Putting it all together

Anyway, if you remember all the way back, our original goal was to write \(P(x)\) in a more computationally efficient way. We’ll just start right out with the answer:
$P(x) = f(x_0) + \sum\limits_{k=1}^n\left( f[x_0,...,x_k]\prod\limits_{i=0}^{k-1}x-x_i\right)$
If you’d prefer an alternate notation for the product operator, you could also write that as:
$P(x) = f(x_0) + \sum\limits_{k=1}^nf[x_0,...,x_k](x-x_0)(x-x_1)...(x-x_{k-1})$
This Lagrange Interpolant can be computed easily by using Newton’s Divided Differences
Let’s start with a quick example:
$\begin{array}{c} x_0 = 0, x_1 =1, x_2 = 2, x_3 = 3 \\ f(x_0) = 1.3, f(x_1) = 1, f(x_2) = 0.5, f(x_3) = 0.2 \end{array}$
What does \(P(x)\) equal?
Well, let’s let’s start with \(k=1\) for the above equation, and get:
$f(x_0) + \frac{f(x_1) - f(x_0)}{x_1-x_0}(x-x_0) + \sum\limits_{k=2}^3f[x_0,...,x_k](x-x_0)(x-x_1)...(x-x_{k-1})$
Note that the sum now goes from \(k=2\) to \(3\), since we just expanded the sum for \(k = 1\). It becomes apparent that we will need to solve for \(f[x_0,x_1,x_2]\) next. In order to do that, we also need to know \(f[x_1,x_2]\). You can see the notes for the general form of \(f[]\) notation above if that’s confusing.
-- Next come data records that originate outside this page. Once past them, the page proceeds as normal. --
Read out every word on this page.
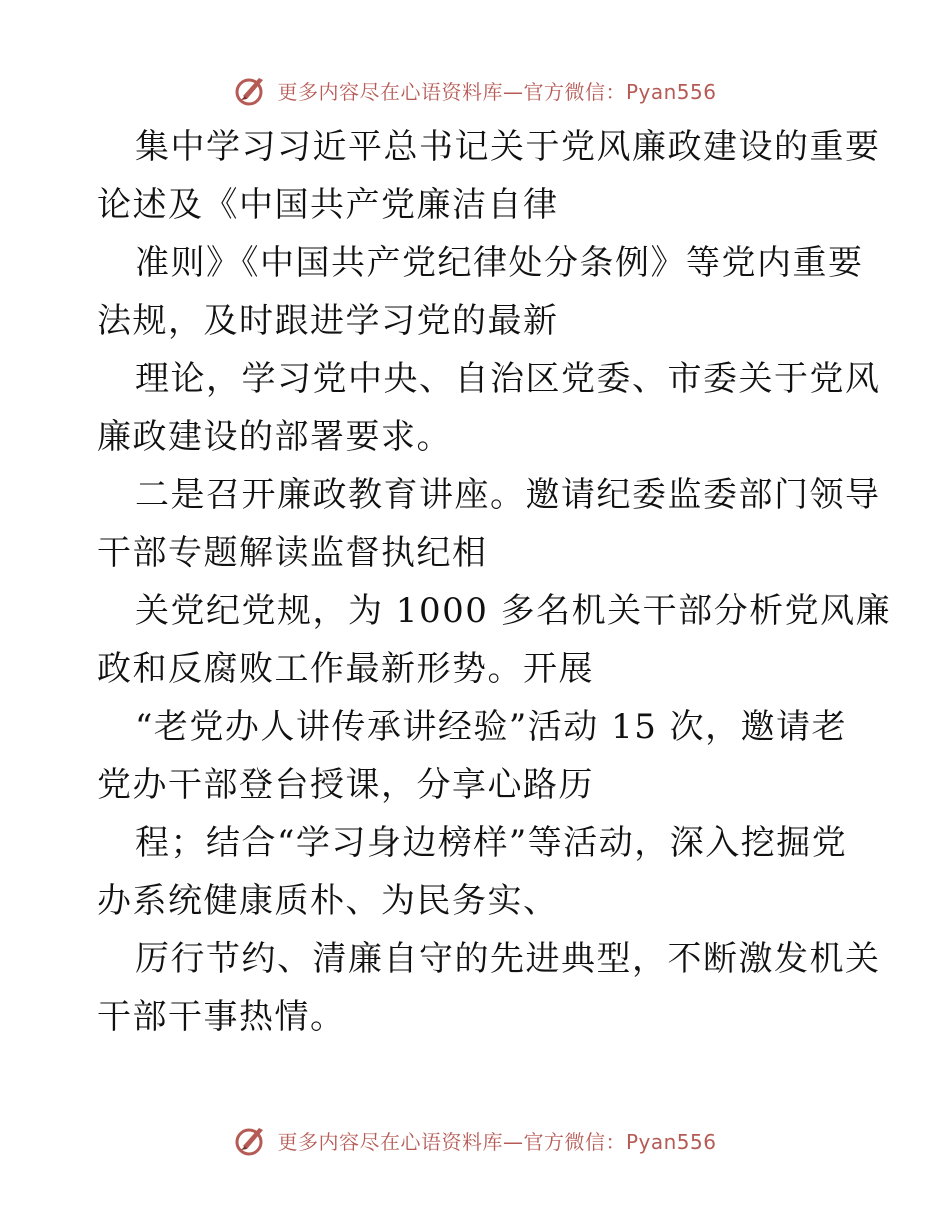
更多内容尽在心语资料库—官方微信：Pyan556

集中学习习近平总书记关于党风廉政建设的重要
论述及《中国共产党廉洁自律

准则》《中国共产党纪律处分条例》等党内重要
法规，及时跟进学习党的最新

理论，学习党中央、自治区党委、市委关于党风
廉政建设的部署要求。

二是召开廉政教育讲座。邀请纪委监委部门领导
干部专题解读监督执纪相

关党纪党规，为 1000 多名机关干部分析党风廉
政和反腐败工作最新形势。开展

“老党办人讲传承讲经验”活动 15 次，邀请老
党办干部登台授课，分享心路历

程；结合“学习身边榜样”等活动，深入挖掘党
办系统健康质朴、为民务实、

厉行节约、清廉自守的先进典型，不断激发机关
干部干事热情。

更多内容尽在心语资料库—官方微信：Pyan556
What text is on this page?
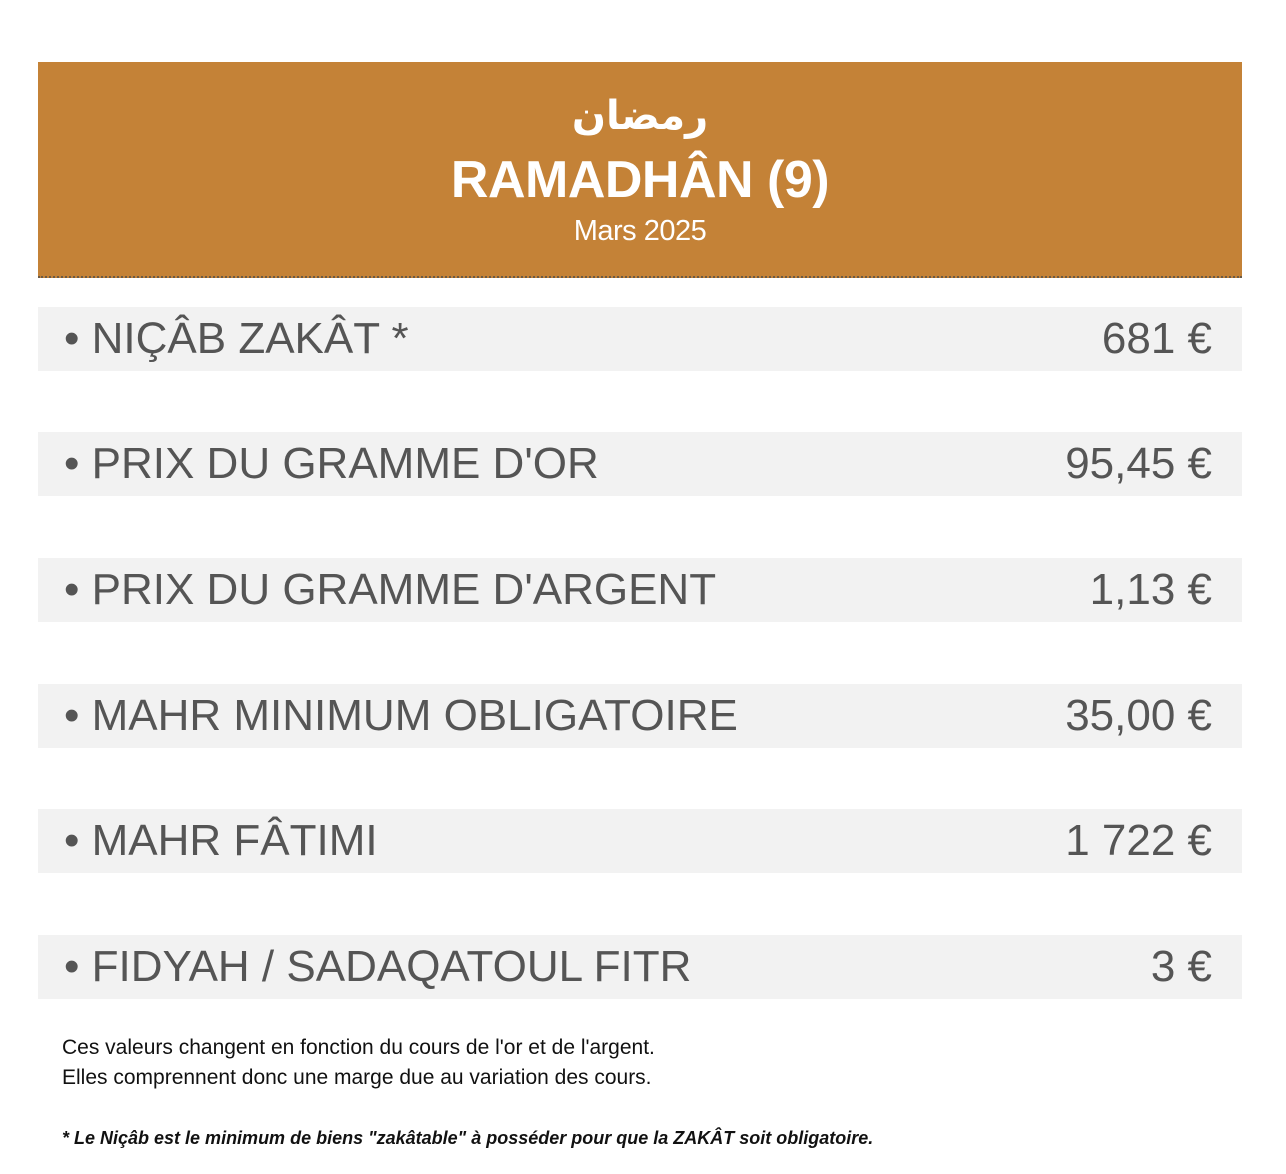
رمضان
RAMADHÂN (9)
Mars 2025
• NIÇÂB ZAKÂT *	681 €
• PRIX DU GRAMME D'OR	95,45 €
• PRIX DU GRAMME D'ARGENT	1,13 €
• MAHR MINIMUM OBLIGATOIRE	35,00 €
• MAHR FÂTIMI	1 722 €
• FIDYAH / SADAQATOUL FITR	3 €
Ces valeurs changent en fonction du cours de l'or et de l'argent.
Elles comprennent donc une marge due au variation des cours.
* Le Niçâb est le minimum de biens "zakâtable" à posséder pour que la ZAKÂT soit obligatoire.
It becomes apparent that we can solve this problem with the following to help us out:
TODO: Make a graphic for the solution tree thing
After solving through all but the last row those, we can find the following:
$f[x_0,x_1,x_2] = -0.1$
From that knowledge, our knowledge of \(f[x_0]\), and our knowledge of \(f[x_0,x_1]\), we can say that:
$P(x) = 1.3 - 0.3(x) - 0.1 (x)(x-1) + f[x_0,x_1,x_2,x_3](x-x_0)(x-x_1)(x-x_2))$
We haven’t solved for \(f[x_0,x_1,x_2,x_3]\) yet, so the solution isn’t quite complete, but if you were to compute the value, the problem would be solved, and we would have found the Lagrange Interpolant for the given values.